Haupt­sa­che 'n biss­chen real, statt Pro­dukt der Indus­trie.

"Eisen" – so lau­tet der Name der neu­en Aus­kopp­lung des Kol­lek­tivs WTM, des­sen Prot­ago­nis­ten John­ny Kathar­sis & Zenit uns auf eine akus­ti­sche Rei­se durch Leipzig-​Connewitz ein­la­den. Das Duo wird hier­bei von viel­sei­ti­gen Gäs­ten unter­stützt und schafft somit ein mit 20 Tracks bestück­tes Album.

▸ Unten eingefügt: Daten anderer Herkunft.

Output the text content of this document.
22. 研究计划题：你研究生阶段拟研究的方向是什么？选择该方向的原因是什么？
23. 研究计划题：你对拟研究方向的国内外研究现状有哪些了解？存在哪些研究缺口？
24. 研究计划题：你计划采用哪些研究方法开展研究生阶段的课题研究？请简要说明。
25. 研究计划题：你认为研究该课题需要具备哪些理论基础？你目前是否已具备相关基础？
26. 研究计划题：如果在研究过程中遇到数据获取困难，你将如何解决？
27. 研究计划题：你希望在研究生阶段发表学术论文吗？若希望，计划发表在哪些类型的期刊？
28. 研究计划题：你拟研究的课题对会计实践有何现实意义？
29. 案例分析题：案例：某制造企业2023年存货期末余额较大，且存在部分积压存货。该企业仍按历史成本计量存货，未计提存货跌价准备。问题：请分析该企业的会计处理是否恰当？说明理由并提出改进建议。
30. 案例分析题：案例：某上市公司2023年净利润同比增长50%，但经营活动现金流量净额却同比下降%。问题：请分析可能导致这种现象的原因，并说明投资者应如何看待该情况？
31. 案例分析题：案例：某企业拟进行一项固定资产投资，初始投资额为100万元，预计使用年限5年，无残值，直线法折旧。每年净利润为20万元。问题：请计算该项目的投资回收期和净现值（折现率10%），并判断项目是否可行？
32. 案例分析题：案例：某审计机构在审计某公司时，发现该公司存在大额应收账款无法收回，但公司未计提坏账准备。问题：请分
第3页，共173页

Es beginnt zunächst ruhig: Zenits Beats wir­ken ein­la­dend, schon fast umar­mend, immer mit dem nöti­gen Hauch an melo­di­scher Unter­stüt­zung in den Details. Kathar­sis unter­malt die­se Sze­na­ri­en mit sei­nem gewohnt eige­nen Stil – manch­mal sin­gend, manch­mal bis­si­ger und mal fast schrei­end. Die Tracks behan­deln eher zwi­schen­mensch­li­che Aspek­te als Reich­tum oder Mate­ri­el­les. So the­ma­ti­siert der Rap­per zusam­men mit Gos­sen­boss die eige­ne Unlust oder prä­sen­tiert uns ein Anti-​Liebeslied. Aber es wird auch lus­tig, zum Bei­spiel wenn der Funk­ver­tei­di­ger von sei­nem Lieb­lings­klei­dungs­stück schwärmt. Mit Mase, Melo­dic, Hek­tik und DJ Access sind wei­te­re bekann­te Szene-​Namen auf "Eisen" ver­tre­ten, die wie gewohnt einen guten Job machen. Zudem pas­sen Exo­dus und Pseu­do Slang als inter­na­tio­na­le Fea­tures per­fekt ins Gesamt­bild. Inter­es­sant am Album ist auch, dass es ins­ge­samt acht Inter­lu­des ent­hält. Die Plat­te ist damit über wei­te Tei­le mit rei­nen Instru­men­tals befüllt. Dies tut einem har­mo­ni­schen Hör­erleb­nis aber kei­nen Abbruch, gera­de weil Zenit und Kathar­sis mit ihrem Sound eine funk­tio­nie­ren­de Sym­bio­se gelingt.

Dass die Leip­zi­ger Schu­le kei­ne leich­te Kost ist, ist nicht erst seit die­sem Release bekannt. Jedoch zahlt sich die Zeit, die man inves­tie­ren muss, letzt­end­lich aus. So eröff­net sich eine pragmatisch-​unkonventionelle Welt, die sich schon fast fami­li­är anfühlt. Wem das gefällt, wird schnell mer­ken, dass die­ses "Eisen" nicht so schnell ros­tet.